И вот сегодня, когда мать отправилась на собрание местных жителей, а отец, как всегда, заснул в своей комнате после очередного приема лекарств, Дефне, несмотря на протесты сестры, выскользнула из дому и сломя голову помчалась в «Счастливую смоковницу», чтобы повидаться с Юсуфом и Йоргосом. Оба, слава богу, оказались на месте.

После ночи, когда произошел взрыв, Юсуф и Йоргос работали не покладая рук и сумели ликвидировать основной ущерб. Передняя стена и дверь были уже восстановлены, однако прямо сейчас, когда таверна оказалась готова принять посетителей, владельцы были вынуждены закрыть заведение из-за взрывоопасной обстановки. Дефне застала их за тем, как они стаскивали столы и стулья в переднюю часть обеденного зала, упаковывали и складывали кухонное оборудование в коробки и ящики. Когда мужчины увидели девушку, у них сразу потеплели глаза, но во взгляде сквозила тревога.
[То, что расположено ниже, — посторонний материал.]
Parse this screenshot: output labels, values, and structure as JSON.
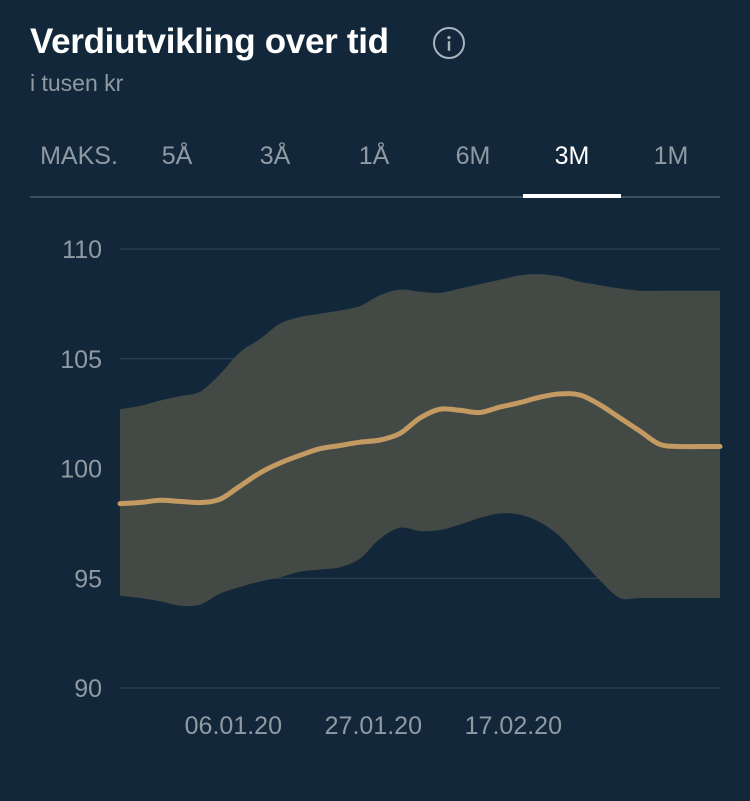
{
  "header": {
    "title": "Verdiutvikling over tid",
    "subtitle": "i tusen kr",
    "info_icon": "info-icon"
  },
  "tabs": [
    {
      "label": "MAKS.",
      "active": false
    },
    {
      "label": "5Å",
      "active": false
    },
    {
      "label": "3Å",
      "active": false
    },
    {
      "label": "1Å",
      "active": false
    },
    {
      "label": "6M",
      "active": false
    },
    {
      "label": "3M",
      "active": true
    },
    {
      "label": "1M",
      "active": false
    }
  ],
  "colors": {
    "background": "#12283a",
    "line": "#c49a63",
    "band": "#434944",
    "grid": "#34495a",
    "tab_active": "#ffffff",
    "muted_text": "#8f9aa3"
  },
  "chart_data": {
    "type": "area",
    "ylim": [
      90,
      110
    ],
    "yticks": [
      110,
      105,
      100,
      95,
      90
    ],
    "x_tick_labels": [
      "06.01.20",
      "27.01.20",
      "17.02.20"
    ],
    "x_ticks": [
      "2020-01-06",
      "2020-01-27",
      "2020-02-17"
    ],
    "grid": true,
    "x": [
      "2019-12-20",
      "2019-12-23",
      "2019-12-26",
      "2019-12-29",
      "2020-01-01",
      "2020-01-04",
      "2020-01-07",
      "2020-01-10",
      "2020-01-13",
      "2020-01-16",
      "2020-01-19",
      "2020-01-22",
      "2020-01-25",
      "2020-01-28",
      "2020-01-31",
      "2020-02-03",
      "2020-02-06",
      "2020-02-09",
      "2020-02-12",
      "2020-02-15",
      "2020-02-18",
      "2020-02-21",
      "2020-02-24",
      "2020-02-27",
      "2020-03-01",
      "2020-03-04",
      "2020-03-07",
      "2020-03-10",
      "2020-03-13",
      "2020-03-16",
      "2020-03-19"
    ],
    "series": [
      {
        "values": [
          98.4,
          98.45,
          98.55,
          98.5,
          98.45,
          98.6,
          99.2,
          99.8,
          100.25,
          100.6,
          100.9,
          101.05,
          101.2,
          101.3,
          101.6,
          102.3,
          102.7,
          102.65,
          102.55,
          102.8,
          103.0,
          103.25,
          103.4,
          103.35,
          102.9,
          102.3,
          101.7,
          101.1,
          101.0,
          101.0,
          101.0
        ]
      }
    ],
    "band": {
      "upper": [
        102.7,
        102.85,
        103.1,
        103.3,
        103.5,
        104.3,
        105.3,
        105.9,
        106.6,
        106.9,
        107.05,
        107.2,
        107.4,
        107.9,
        108.15,
        108.05,
        108.0,
        108.2,
        108.4,
        108.6,
        108.8,
        108.85,
        108.75,
        108.5,
        108.35,
        108.2,
        108.1,
        108.1,
        108.1,
        108.1,
        108.1
      ],
      "lower": [
        94.2,
        94.1,
        93.95,
        93.75,
        93.8,
        94.3,
        94.6,
        94.85,
        95.05,
        95.3,
        95.4,
        95.5,
        95.9,
        96.8,
        97.3,
        97.15,
        97.2,
        97.45,
        97.75,
        97.95,
        97.9,
        97.55,
        96.9,
        95.9,
        94.9,
        94.1,
        94.1,
        94.1,
        94.1,
        94.1,
        94.1
      ]
    }
  }
}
– Дефне! Что ты здесь д-д-делаешь? – спросил Юсуф.

– Ой, я так счастлива, что нашла вас! Я боялась, что вы уехали.

– Мы закрываемся, – сказал Йоргос. – Весь персонал уволился. Они больше не хотят здесь работать. Да и ты не должна выходить на улицу. Это опасно. Неужели ты не слышала? Британские семьи уезжают домой. Сегодня утром жены военных и дети улетели чартерными рейсами. Завтра будет очередной самолет.

Дефне слышала рассказы о том, как английские дамы садились на борт самолета в пастельных шляпках и платьях в тон, с туго набитыми чемоданами. На их лицах читалось явное облегчение. Впрочем, некоторые уезжали в слезах, успев искренне полюбить этот остров.

– Если западники вот так драпают, значит те, кого они бросают, в полном дерьме, – произнес Йоргос.

– В нашей общине все ужасно волнуются, – вздохнула Дефне. – Люди думают, нас ждет кровавая баня.

– Н-н-не будем терять надежду, – заметил Юсуф. – Все проходит, и это пройдет.

– И все же мы страшно рады тебя видеть, – сказал Йоргос. – У нас кое-что для тебя есть. Письмо от Костаса.

– Ой, как хорошо! Итак, вы его видели. Как он поживает? У него все в порядке, да? Слава Богу! – Взяв письмо, Дефне прижала его к груди и поспешно открыла сумочку. – У меня для него тоже кое-что есть. Вот, возьмите!

Но ни Юсуф, ни Йоргос даже не сделали попытки взять письмо.

У Дефне вдруг скрутило живот, однако она постаралась отогнать плохое предчувствие.